In recent weeks, Biden has been itching to get out on the road, his orbit says. He still thinks he alone has the decoder for white, working-class voters who have been tepid on Democrats and even more lukewarm on Harris, who would make history as the first woman and second person of color elected to the presidency. Biden keeps asking his staffers to check with the Harris campaign—which took over Biden’s own offices in Wilmington as a matter of efficient take-over—about where he could be helpful.

And with respectful consistency, Wilmington has been telling the White House a steady message: We’ll let you know. It’s an especially awkward brush-off, especially since so many members of the Harris high command were initially hired as Biden’s operatives. Middle-Class Joe is going to have to stay Second-String Joe in this final inning, no matter how steamed both camps are at the moment.
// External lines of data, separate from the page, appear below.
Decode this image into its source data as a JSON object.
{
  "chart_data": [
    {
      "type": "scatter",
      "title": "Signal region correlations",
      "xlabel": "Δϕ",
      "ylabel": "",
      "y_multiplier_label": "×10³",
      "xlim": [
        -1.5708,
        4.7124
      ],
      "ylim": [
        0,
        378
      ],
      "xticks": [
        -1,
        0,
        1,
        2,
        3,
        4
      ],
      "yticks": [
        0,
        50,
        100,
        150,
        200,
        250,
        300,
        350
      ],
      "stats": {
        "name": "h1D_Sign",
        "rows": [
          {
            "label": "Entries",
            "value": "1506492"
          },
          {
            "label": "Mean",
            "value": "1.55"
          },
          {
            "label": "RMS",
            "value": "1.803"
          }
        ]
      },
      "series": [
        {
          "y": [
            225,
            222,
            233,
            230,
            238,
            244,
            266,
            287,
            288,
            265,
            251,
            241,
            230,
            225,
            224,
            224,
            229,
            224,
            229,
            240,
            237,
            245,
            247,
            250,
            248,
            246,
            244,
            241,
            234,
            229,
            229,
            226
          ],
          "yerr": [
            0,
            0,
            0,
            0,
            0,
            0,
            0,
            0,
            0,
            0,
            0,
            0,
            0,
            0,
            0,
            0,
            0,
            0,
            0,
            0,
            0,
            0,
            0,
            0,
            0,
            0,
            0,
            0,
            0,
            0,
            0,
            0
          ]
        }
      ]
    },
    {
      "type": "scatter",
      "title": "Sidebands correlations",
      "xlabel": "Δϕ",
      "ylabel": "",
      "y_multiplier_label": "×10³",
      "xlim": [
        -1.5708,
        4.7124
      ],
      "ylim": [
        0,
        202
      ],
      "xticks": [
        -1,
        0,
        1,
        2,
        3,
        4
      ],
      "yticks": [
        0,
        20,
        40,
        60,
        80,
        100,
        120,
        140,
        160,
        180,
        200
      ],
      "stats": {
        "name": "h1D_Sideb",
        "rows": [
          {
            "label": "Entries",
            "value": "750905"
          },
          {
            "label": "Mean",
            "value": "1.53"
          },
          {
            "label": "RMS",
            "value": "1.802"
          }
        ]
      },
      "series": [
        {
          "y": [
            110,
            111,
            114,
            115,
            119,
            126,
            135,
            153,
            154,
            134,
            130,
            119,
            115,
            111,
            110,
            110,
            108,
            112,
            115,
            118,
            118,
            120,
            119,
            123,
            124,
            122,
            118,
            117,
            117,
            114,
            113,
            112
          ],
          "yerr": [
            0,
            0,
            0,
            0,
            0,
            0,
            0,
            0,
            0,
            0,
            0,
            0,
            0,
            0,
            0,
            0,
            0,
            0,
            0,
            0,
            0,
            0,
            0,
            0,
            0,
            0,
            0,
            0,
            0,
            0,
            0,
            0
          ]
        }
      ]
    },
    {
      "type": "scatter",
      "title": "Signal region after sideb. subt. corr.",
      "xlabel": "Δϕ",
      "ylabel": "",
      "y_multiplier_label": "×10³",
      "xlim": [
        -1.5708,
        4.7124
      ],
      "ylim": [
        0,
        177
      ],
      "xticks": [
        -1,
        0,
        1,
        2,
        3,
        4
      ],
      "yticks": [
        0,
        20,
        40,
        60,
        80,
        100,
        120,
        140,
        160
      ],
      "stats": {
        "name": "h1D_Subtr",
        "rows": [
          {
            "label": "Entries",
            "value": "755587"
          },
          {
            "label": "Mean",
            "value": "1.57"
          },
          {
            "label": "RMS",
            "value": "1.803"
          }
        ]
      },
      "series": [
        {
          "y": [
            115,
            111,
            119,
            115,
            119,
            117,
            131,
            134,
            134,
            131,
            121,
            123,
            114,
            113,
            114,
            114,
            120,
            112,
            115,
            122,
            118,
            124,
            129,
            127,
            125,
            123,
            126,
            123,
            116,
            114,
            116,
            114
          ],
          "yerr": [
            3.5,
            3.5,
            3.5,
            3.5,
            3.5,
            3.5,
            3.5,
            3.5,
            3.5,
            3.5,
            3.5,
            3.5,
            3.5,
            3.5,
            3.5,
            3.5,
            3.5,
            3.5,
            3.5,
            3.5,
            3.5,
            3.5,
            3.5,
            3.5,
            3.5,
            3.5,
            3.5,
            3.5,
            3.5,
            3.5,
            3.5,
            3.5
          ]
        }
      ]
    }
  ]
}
Biden’s braintrust insists they get it, even if their longtime boss is slower to see it. They see a friend a few steps off his best game, and at its peak was never flawless. His “garbage” gaffe was only the latest such blunder. During a visit to New Hampshire last week, saying of Trump, “We got to lock him up,” before quickly adding, “Politically lock him up. Lock him out.” It was catnip for conservatives who believe Trump’s claims that Biden weaponized the justice system against him.

Then, on Friday, Biden seemed to suggest former Rep. Gabby Giffords was dead. She is not, having survived an assassination attempt and still running the vanguard anti-gun violence group in the country that bears her name.
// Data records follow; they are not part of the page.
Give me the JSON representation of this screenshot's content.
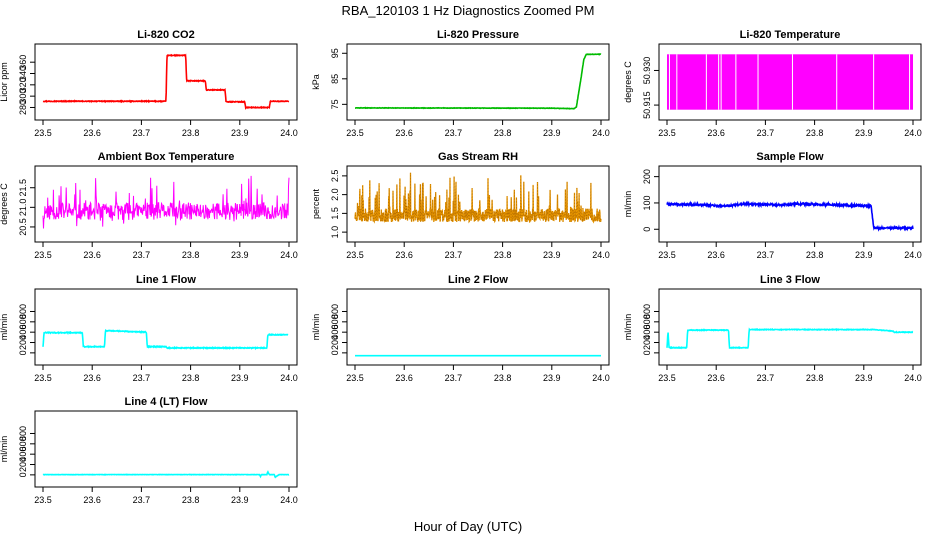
{
  "figure": {
    "title": "RBA_120103  1 Hz Diagnostics Zoomed PM",
    "xlabel": "Hour of Day (UTC)"
  },
  "chart_data": [
    {
      "type": "line",
      "title": "Li-820 CO2",
      "ylabel": "Licor ppm",
      "color": "#ff0000",
      "xlim": [
        23.5,
        24.0
      ],
      "ylim": [
        272,
        378
      ],
      "yticks": [
        "280",
        "300",
        "320",
        "340",
        "360"
      ],
      "ytick_values": [
        280,
        300,
        320,
        340,
        360
      ],
      "xticks": [
        "23.5",
        "23.6",
        "23.7",
        "23.8",
        "23.9",
        "24.0"
      ],
      "noise": 0.6,
      "series": [
        {
          "x": [
            23.5,
            23.75,
            23.752,
            23.79,
            23.792,
            23.83,
            23.832,
            23.87,
            23.872,
            23.91,
            23.912,
            23.96,
            23.962,
            24.0
          ],
          "y": [
            291,
            291,
            372,
            372,
            327,
            327,
            311,
            311,
            290,
            290,
            280,
            280,
            291,
            291
          ]
        }
      ]
    },
    {
      "type": "line",
      "title": "Li-820 Pressure",
      "ylabel": "kPa",
      "color": "#00bb00",
      "xlim": [
        23.5,
        24.0
      ],
      "ylim": [
        72,
        95.5
      ],
      "yticks": [
        "75",
        "85",
        "95"
      ],
      "ytick_values": [
        75,
        85,
        95
      ],
      "xticks": [
        "23.5",
        "23.6",
        "23.7",
        "23.8",
        "23.9",
        "24.0"
      ],
      "noise": 0.08,
      "series": [
        {
          "x": [
            23.5,
            23.9,
            23.945,
            23.95,
            23.96,
            23.965,
            23.97,
            24.0
          ],
          "y": [
            73.6,
            73.5,
            73.3,
            74.0,
            86.0,
            92.5,
            94.6,
            94.6
          ]
        }
      ]
    },
    {
      "type": "area",
      "title": "Li-820 Temperature",
      "ylabel": "degrees C",
      "color": "#ff00ff",
      "xlim": [
        23.5,
        24.0
      ],
      "ylim": [
        50.912,
        50.938
      ],
      "yticks": [
        "50.915",
        "50.930"
      ],
      "ytick_values": [
        50.915,
        50.93
      ],
      "xticks": [
        "23.5",
        "23.6",
        "23.7",
        "23.8",
        "23.9",
        "24.0"
      ],
      "band": [
        50.913,
        50.937
      ],
      "gaps": [
        23.505,
        23.52,
        23.58,
        23.605,
        23.61,
        23.64,
        23.685,
        23.755,
        23.845,
        23.92,
        23.993
      ]
    },
    {
      "type": "line",
      "title": "Ambient Box Temperature",
      "ylabel": "degrees C",
      "color": "#ff00ff",
      "xlim": [
        23.5,
        24.0
      ],
      "ylim": [
        20.32,
        21.85
      ],
      "yticks": [
        "20.5",
        "21.0",
        "21.5"
      ],
      "ytick_values": [
        20.5,
        21.0,
        21.5
      ],
      "xticks": [
        "23.5",
        "23.6",
        "23.7",
        "23.8",
        "23.9",
        "24.0"
      ],
      "random": {
        "base": 20.9,
        "spread": 0.22,
        "spike": 0.75,
        "n": 520,
        "seed": 11
      }
    },
    {
      "type": "scatter",
      "title": "Gas Stream RH",
      "ylabel": "percent",
      "color": "#e69500",
      "xlim": [
        23.5,
        24.0
      ],
      "ylim": [
        0.95,
        2.55
      ],
      "yticks": [
        "1.0",
        "1.5",
        "2.0",
        "2.5"
      ],
      "ytick_values": [
        1.0,
        1.5,
        2.0,
        2.5
      ],
      "xticks": [
        "23.5",
        "23.6",
        "23.7",
        "23.8",
        "23.9",
        "24.0"
      ],
      "random": {
        "base": 1.45,
        "spread": 0.18,
        "spike": 1.0,
        "n": 900,
        "seed": 23
      }
    },
    {
      "type": "line",
      "title": "Sample Flow",
      "ylabel": "ml/min",
      "color": "#0000ff",
      "xlim": [
        23.5,
        24.0
      ],
      "ylim": [
        -18,
        210
      ],
      "yticks": [
        "0",
        "100",
        "200"
      ],
      "ytick_values": [
        0,
        100,
        200
      ],
      "xticks": [
        "23.5",
        "23.6",
        "23.7",
        "23.8",
        "23.9",
        "24.0"
      ],
      "noise": 4,
      "series": [
        {
          "x": [
            23.5,
            23.58,
            23.6,
            23.64,
            23.66,
            23.75,
            23.76,
            23.91,
            23.915,
            23.92,
            24.0
          ],
          "y": [
            95,
            94,
            88,
            92,
            96,
            92,
            97,
            89,
            89,
            5,
            5
          ]
        }
      ]
    },
    {
      "type": "line",
      "title": "Line 1 Flow",
      "ylabel": "ml/min",
      "color": "#00ffff",
      "xlim": [
        23.5,
        24.0
      ],
      "ylim": [
        -80,
        1080
      ],
      "yticks": [
        "0",
        "200",
        "400",
        "600",
        "800"
      ],
      "ytick_values": [
        0,
        200,
        400,
        600,
        800
      ],
      "xticks": [
        "23.5",
        "23.6",
        "23.7",
        "23.8",
        "23.9",
        "24.0"
      ],
      "noise": 8,
      "series": [
        {
          "x": [
            23.5,
            23.502,
            23.58,
            23.582,
            23.625,
            23.627,
            23.71,
            23.712,
            23.75,
            23.752,
            23.955,
            23.957,
            23.998
          ],
          "y": [
            120,
            390,
            390,
            120,
            120,
            430,
            400,
            120,
            120,
            95,
            95,
            350,
            350
          ]
        }
      ]
    },
    {
      "type": "line",
      "title": "Line 2 Flow",
      "ylabel": "ml/min",
      "color": "#00ffff",
      "xlim": [
        23.5,
        24.0
      ],
      "ylim": [
        -80,
        1080
      ],
      "yticks": [
        "0",
        "200",
        "400",
        "600",
        "800"
      ],
      "ytick_values": [
        0,
        200,
        400,
        600,
        800
      ],
      "xticks": [
        "23.5",
        "23.6",
        "23.7",
        "23.8",
        "23.9",
        "24.0"
      ],
      "noise": 0,
      "series": [
        {
          "x": [
            23.5,
            24.0
          ],
          "y": [
            -55,
            -55
          ]
        }
      ]
    },
    {
      "type": "line",
      "title": "Line 3 Flow",
      "ylabel": "ml/min",
      "color": "#00ffff",
      "xlim": [
        23.5,
        24.0
      ],
      "ylim": [
        -80,
        1080
      ],
      "yticks": [
        "0",
        "200",
        "400",
        "600",
        "800"
      ],
      "ytick_values": [
        0,
        200,
        400,
        600,
        800
      ],
      "xticks": [
        "23.5",
        "23.6",
        "23.7",
        "23.8",
        "23.9",
        "24.0"
      ],
      "noise": 6,
      "series": [
        {
          "x": [
            23.5,
            23.502,
            23.504,
            23.54,
            23.542,
            23.625,
            23.627,
            23.665,
            23.667,
            23.92,
            23.96,
            23.962,
            24.0
          ],
          "y": [
            100,
            420,
            100,
            100,
            440,
            440,
            100,
            100,
            450,
            450,
            420,
            400,
            400
          ]
        }
      ]
    },
    {
      "type": "line",
      "title": "Line 4 (LT) Flow",
      "ylabel": "ml/min",
      "color": "#00ffff",
      "xlim": [
        23.5,
        24.0
      ],
      "ylim": [
        -80,
        1080
      ],
      "yticks": [
        "0",
        "200",
        "400",
        "600",
        "800"
      ],
      "ytick_values": [
        0,
        200,
        400,
        600,
        800
      ],
      "xticks": [
        "23.5",
        "23.6",
        "23.7",
        "23.8",
        "23.9",
        "24.0"
      ],
      "noise": 3,
      "series": [
        {
          "x": [
            23.5,
            23.94,
            23.942,
            23.944,
            23.955,
            23.957,
            23.96,
            23.97,
            23.972,
            23.98,
            24.0
          ],
          "y": [
            5,
            5,
            -30,
            5,
            5,
            60,
            5,
            5,
            -45,
            5,
            5
          ]
        }
      ]
    }
  ]
}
If any of these missteps were stand-alone events, it would be reasonable to chalk them up as a tired man showing his age. But it’s been like this for a long while, even if Biden hasn’t accepted it. Biden thinks the elites and the press are hyper-focused on his gaffes, and let those made by Trump and others slide. To the ever-thin-skinned Biden, he’s getting bullied again despite his good intentions.
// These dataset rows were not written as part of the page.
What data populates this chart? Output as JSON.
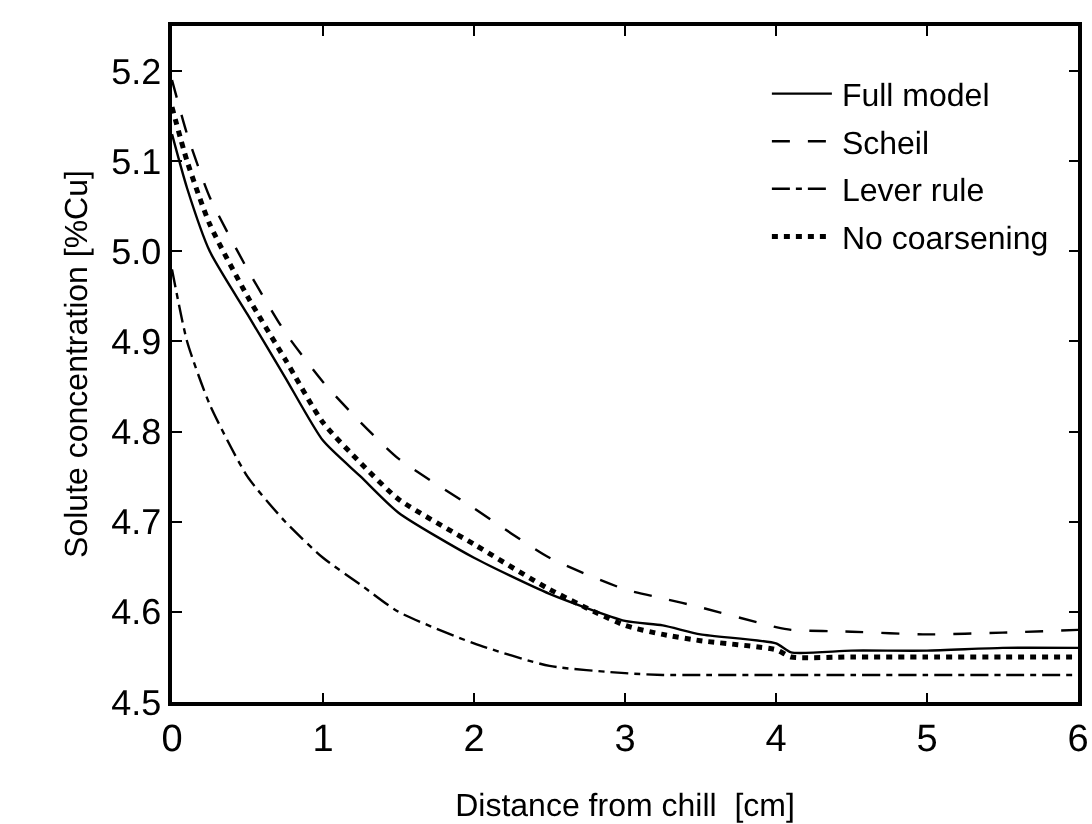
{
  "chart_data": {
    "type": "line",
    "xlabel": "Distance from chill  [cm]",
    "ylabel": "Solute concentration [%Cu]",
    "xlim": [
      0,
      6
    ],
    "ylim": [
      4.5,
      5.25
    ],
    "xticks": [
      0,
      1,
      2,
      3,
      4,
      5,
      6
    ],
    "yticks": [
      4.5,
      4.6,
      4.7,
      4.8,
      4.9,
      {
        "value": 5,
        "label": "5.0"
      },
      5.1,
      5.2
    ],
    "grid": false,
    "legend": "top right",
    "marker": "none",
    "x": [
      0,
      0.1,
      0.25,
      0.5,
      0.75,
      1,
      1.25,
      1.5,
      2,
      2.5,
      3,
      3.25,
      3.5,
      4,
      4.1,
      4.5,
      5,
      5.5,
      6
    ],
    "series": [
      {
        "name": "Full model",
        "color": "#000000",
        "line_style": "solid",
        "values": [
          5.13,
          5.07,
          5.0,
          4.93,
          4.86,
          4.79,
          4.75,
          4.71,
          4.66,
          4.62,
          4.59,
          4.585,
          4.575,
          4.565,
          4.555,
          4.557,
          4.557,
          4.56,
          4.56
        ]
      },
      {
        "name": "Scheil",
        "color": "#000000",
        "line_style": "dashed",
        "values": [
          5.19,
          5.13,
          5.06,
          4.98,
          4.91,
          4.855,
          4.81,
          4.77,
          4.715,
          4.66,
          4.625,
          4.615,
          4.605,
          4.583,
          4.58,
          4.578,
          4.575,
          4.577,
          4.58
        ]
      },
      {
        "name": "Lever rule",
        "color": "#000000",
        "line_style": "dashdot",
        "values": [
          4.98,
          4.9,
          4.83,
          4.75,
          4.7,
          4.66,
          4.63,
          4.6,
          4.565,
          4.54,
          4.532,
          4.53,
          4.53,
          4.53,
          4.53,
          4.53,
          4.53,
          4.53,
          4.53
        ]
      },
      {
        "name": "No coarsening",
        "color": "#000000",
        "line_style": "dotted",
        "values": [
          5.16,
          5.1,
          5.03,
          4.95,
          4.88,
          4.81,
          4.765,
          4.725,
          4.675,
          4.625,
          4.585,
          4.575,
          4.568,
          4.558,
          4.55,
          4.55,
          4.55,
          4.55,
          4.55
        ]
      }
    ]
  }
}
So, heading into the final weekend before Election Day, a sidelined and chastened President is going to have to ride the bench and let Harris land the massive machine she inherited from him. For his part, Biden plans a trip Friday to visit with union members in Philadelphia, something of a second homebase for the Bidens across the river from Delaware. That event, however, is tellingly an official White House function, not a Harris campaign rally. Biden just doesn’t seem to understand a maxim of all performative endeavors, including politics: the greatest know when to cede the stage.